Follows concern over EU travel

A batch of coronavirus vaccines at the centre of an EU travel row were NOT given out on the Isle of Man.

Government insists the jabs - dubbed Covishield - never reached Manx shores.

Concerns had been raised here, and further afield, that those jabbed with Oxford-AstraZeneca vaccines coming from a factory in India wouldn't be allowed travel exemptions in certain EU countries.

However the  issue has now been put down to a conflation by the international press.
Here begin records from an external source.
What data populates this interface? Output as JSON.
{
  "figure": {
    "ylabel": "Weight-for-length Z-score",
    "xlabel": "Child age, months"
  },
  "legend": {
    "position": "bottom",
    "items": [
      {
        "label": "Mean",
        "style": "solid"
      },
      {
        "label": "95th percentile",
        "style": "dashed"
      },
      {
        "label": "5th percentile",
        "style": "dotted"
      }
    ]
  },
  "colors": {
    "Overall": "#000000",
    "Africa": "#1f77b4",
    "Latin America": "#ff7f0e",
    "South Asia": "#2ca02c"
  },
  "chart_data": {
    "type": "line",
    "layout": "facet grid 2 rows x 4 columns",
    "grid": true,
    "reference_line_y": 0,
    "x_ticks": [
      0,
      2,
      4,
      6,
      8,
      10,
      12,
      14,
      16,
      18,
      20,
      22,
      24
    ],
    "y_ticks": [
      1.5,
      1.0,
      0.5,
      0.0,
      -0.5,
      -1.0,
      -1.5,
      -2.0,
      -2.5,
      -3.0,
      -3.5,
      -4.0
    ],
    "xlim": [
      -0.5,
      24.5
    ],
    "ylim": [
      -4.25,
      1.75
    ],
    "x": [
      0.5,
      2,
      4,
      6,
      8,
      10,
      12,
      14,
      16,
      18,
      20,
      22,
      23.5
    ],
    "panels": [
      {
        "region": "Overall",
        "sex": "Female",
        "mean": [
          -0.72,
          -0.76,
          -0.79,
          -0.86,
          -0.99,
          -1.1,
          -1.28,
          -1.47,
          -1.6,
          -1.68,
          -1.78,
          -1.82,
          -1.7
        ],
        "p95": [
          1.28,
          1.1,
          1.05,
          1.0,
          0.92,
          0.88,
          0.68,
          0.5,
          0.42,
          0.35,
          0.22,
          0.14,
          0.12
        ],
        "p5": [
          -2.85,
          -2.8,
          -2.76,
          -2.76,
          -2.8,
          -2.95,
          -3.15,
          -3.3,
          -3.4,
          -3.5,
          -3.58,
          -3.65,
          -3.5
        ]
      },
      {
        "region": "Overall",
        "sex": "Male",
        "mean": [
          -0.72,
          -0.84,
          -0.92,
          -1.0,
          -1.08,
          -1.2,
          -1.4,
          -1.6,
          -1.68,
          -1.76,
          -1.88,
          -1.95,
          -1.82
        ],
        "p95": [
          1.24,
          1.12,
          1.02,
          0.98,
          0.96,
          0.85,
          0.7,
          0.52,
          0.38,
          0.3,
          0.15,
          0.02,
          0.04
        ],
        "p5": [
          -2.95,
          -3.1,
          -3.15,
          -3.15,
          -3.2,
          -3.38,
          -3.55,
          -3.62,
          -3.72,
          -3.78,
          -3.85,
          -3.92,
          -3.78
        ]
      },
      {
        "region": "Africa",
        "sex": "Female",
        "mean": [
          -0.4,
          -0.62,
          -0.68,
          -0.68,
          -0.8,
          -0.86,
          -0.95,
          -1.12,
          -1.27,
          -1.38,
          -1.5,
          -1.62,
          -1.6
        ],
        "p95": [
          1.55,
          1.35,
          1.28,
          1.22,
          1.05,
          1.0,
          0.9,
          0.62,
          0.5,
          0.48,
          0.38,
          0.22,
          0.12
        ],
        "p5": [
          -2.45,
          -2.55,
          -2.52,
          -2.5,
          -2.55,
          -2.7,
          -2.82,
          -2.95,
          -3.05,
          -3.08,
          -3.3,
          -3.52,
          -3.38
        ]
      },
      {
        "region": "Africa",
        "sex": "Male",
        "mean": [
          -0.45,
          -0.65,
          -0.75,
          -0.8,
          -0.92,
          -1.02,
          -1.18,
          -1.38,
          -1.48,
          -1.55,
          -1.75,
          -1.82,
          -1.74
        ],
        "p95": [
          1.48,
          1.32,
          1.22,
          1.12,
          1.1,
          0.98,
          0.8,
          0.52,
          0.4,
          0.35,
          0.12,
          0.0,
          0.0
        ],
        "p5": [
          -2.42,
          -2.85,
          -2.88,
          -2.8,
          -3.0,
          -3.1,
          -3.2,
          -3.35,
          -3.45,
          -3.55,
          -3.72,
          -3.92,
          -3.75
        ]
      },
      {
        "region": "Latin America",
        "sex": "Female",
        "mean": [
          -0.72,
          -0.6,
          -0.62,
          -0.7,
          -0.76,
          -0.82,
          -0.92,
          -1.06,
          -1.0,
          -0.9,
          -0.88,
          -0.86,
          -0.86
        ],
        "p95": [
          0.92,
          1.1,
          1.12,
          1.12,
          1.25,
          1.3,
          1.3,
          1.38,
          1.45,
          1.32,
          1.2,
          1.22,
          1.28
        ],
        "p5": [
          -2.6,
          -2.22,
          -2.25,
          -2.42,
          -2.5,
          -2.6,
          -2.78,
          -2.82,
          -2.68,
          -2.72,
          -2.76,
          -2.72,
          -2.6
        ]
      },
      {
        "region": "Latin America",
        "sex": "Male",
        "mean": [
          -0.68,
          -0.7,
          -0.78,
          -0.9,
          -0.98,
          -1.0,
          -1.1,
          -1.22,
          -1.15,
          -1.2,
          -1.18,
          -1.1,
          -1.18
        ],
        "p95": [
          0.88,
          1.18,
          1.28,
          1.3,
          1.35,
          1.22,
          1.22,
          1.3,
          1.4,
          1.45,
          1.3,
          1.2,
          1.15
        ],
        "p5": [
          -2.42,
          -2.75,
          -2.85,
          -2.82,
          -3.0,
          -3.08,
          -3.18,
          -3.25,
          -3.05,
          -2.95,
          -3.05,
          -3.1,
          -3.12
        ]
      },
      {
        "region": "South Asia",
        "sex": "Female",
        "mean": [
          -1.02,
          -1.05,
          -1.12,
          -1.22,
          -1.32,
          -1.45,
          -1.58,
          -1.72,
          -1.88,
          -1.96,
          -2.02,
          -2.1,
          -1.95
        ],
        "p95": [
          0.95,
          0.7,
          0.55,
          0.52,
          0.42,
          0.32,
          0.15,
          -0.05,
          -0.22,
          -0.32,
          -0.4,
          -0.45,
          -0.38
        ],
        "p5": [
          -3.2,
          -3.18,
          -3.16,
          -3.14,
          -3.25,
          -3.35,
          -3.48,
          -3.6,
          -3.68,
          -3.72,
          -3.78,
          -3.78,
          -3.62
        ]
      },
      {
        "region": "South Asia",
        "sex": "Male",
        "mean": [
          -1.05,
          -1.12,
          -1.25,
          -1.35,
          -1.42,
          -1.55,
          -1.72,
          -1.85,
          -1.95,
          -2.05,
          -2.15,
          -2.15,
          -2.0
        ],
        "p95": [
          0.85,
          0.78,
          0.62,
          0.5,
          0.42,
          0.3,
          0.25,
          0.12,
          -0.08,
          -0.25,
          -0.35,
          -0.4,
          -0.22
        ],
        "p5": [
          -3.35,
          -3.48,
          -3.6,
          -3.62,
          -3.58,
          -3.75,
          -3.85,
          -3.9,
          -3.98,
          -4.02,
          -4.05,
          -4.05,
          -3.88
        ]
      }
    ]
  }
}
Whilst the factory at the heart of this issue, the Serum Institute of India, was producing Oxford-AstraZeneca it was also producing another vaccine known as 'Covishield'.

Unlike the batches of Oxford-AstraZeneca leaving its facility that hadn't been approved by the European Medicines Agency.

Seven countries, including Greece, said they wouldn't recognise jabs coming from that factory - unaware, it seems, that Oxford-AstraZeneca and Covishield are two separate things.

The Isle of Man Government is asking people not to panic, or check their vaccine batch number, as no Covishield jabs have been administered here or in the UK.

Of the 100 million doses of Oxford-AstraZeneca produced for use in the UK five million were manufactured at the Serum Institute of India.

The Department of Health and Social Care says all jabs given in the Isle of Man from the factory were the so-called 'ChAdOx1-S [recombinant]' which has had EMA approval.